Merchant Royal Phelps purchased a North Babylon estate in 1863, which included a celebrated trout pond known as “The Reel.” The old Phelps property passed through several owners, including famed baseball player John Montgomery Ward, before becoming Phelps Lane Park in 1960. The mansion in Phelps Lane Park dates to 1942 when it was built as the country residence of Dr. David and Else Schnur.
David Schnur fishing in his pond, circa 1945, which is now part of Phelps Lane Park. Else and David Schnur named the pond Elda Lake, using the first two letter of their first names.
A Jewish family, the Schnurs left Nazi Germany before World War II to escape persecution, eventually settling in New York City.
Photo courtesy of the Schnur Family.
Royal Phelps is attributed with introducing August Belmont to the rural community.
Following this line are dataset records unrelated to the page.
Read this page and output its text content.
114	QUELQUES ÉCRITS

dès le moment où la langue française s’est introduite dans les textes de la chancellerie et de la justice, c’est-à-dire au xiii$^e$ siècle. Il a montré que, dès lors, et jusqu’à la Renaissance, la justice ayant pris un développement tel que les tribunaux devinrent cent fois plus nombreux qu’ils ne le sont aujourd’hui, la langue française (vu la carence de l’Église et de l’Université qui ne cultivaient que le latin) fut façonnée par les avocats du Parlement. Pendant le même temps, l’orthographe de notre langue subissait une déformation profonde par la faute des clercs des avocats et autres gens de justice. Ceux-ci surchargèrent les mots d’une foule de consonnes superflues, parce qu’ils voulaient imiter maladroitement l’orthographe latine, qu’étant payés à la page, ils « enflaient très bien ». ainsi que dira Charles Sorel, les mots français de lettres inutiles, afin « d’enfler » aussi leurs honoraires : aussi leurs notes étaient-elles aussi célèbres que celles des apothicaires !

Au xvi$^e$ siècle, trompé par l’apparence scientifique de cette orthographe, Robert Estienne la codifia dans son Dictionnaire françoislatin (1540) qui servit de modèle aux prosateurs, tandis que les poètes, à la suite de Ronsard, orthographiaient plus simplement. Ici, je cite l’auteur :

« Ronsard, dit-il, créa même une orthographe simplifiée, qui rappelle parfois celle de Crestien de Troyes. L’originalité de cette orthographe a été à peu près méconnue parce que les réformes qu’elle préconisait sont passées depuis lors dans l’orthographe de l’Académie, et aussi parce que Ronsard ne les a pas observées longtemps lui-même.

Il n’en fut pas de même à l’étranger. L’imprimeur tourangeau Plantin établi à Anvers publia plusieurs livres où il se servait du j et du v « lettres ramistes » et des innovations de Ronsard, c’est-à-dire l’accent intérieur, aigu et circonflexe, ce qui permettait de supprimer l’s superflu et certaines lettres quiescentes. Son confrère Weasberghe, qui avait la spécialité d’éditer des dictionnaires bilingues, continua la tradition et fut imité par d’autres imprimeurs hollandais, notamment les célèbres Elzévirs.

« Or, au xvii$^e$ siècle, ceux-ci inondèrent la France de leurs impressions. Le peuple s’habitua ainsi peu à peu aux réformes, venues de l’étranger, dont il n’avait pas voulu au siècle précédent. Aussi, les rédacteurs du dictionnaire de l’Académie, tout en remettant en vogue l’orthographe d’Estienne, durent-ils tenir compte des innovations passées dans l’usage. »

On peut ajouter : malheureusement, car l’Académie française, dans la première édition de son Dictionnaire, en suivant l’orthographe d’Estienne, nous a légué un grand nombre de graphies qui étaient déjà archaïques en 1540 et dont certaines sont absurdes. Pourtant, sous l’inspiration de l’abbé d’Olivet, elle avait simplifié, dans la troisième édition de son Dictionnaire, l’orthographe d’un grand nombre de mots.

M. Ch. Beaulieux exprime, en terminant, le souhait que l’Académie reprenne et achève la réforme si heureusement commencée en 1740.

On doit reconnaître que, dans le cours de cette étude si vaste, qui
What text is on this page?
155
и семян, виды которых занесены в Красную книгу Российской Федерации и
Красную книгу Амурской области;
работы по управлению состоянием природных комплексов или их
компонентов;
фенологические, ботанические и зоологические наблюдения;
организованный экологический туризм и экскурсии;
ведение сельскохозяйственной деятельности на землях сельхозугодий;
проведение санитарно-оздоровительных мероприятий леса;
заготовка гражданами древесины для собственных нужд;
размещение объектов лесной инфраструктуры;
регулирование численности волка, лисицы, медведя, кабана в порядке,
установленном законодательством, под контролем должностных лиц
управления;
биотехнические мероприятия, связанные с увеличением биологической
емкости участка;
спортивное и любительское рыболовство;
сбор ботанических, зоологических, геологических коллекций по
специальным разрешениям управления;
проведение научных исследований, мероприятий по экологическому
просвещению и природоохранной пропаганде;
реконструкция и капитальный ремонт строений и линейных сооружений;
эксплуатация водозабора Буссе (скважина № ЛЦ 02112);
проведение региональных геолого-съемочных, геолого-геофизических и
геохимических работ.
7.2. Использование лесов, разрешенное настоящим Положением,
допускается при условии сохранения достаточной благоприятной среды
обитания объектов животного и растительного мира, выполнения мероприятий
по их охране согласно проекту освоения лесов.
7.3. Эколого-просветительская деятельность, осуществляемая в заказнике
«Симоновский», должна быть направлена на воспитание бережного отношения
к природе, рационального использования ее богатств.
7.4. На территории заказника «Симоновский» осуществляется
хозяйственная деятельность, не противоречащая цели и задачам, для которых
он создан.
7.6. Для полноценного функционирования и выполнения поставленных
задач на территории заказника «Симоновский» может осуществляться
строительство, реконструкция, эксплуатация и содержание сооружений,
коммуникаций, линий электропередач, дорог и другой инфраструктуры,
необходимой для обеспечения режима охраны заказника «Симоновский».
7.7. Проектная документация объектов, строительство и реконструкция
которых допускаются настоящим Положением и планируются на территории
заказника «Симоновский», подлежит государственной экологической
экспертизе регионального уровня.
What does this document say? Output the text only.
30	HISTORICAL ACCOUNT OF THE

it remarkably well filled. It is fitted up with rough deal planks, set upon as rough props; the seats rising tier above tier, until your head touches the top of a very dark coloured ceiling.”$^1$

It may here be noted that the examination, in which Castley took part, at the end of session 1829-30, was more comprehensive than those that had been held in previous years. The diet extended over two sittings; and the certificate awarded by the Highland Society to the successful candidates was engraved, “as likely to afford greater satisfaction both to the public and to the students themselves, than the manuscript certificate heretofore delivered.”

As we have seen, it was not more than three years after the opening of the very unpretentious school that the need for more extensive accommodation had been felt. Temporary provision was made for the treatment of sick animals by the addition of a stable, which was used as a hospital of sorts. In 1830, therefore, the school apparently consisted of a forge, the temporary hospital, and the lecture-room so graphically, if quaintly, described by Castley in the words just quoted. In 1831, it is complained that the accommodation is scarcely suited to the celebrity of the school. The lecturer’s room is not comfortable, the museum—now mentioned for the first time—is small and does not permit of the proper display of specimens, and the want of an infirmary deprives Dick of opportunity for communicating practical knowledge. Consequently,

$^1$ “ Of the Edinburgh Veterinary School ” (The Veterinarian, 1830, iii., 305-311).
Beginning in 1867, Belmont purchased 1,300 acres upon which he established a horse breeding farm and a spacious 24-room mansion. The row of pine trees leading to Belmont’s estate remain in the Southern State Parkway median.
The country residence built for August Belmont Sr., pictured around 1925, just before the house was demolished. Reportedly, a portion of the house was moved to Straight Path and Little East Neck Road, for use as a church (presently, Wyandanch Missionary Baptist Church).
During World War I, the Belmont estate horse–racing track became Camp Damm, an Army Air Corps training facility, 1918-1919. After the War, the Army camp was disbanded. A portion of the vast Belmont estate later became Belmont Lake State Park, and much of the remaining property was sold for houses. The old Belmont estate was bisected by the Southern State Parkway.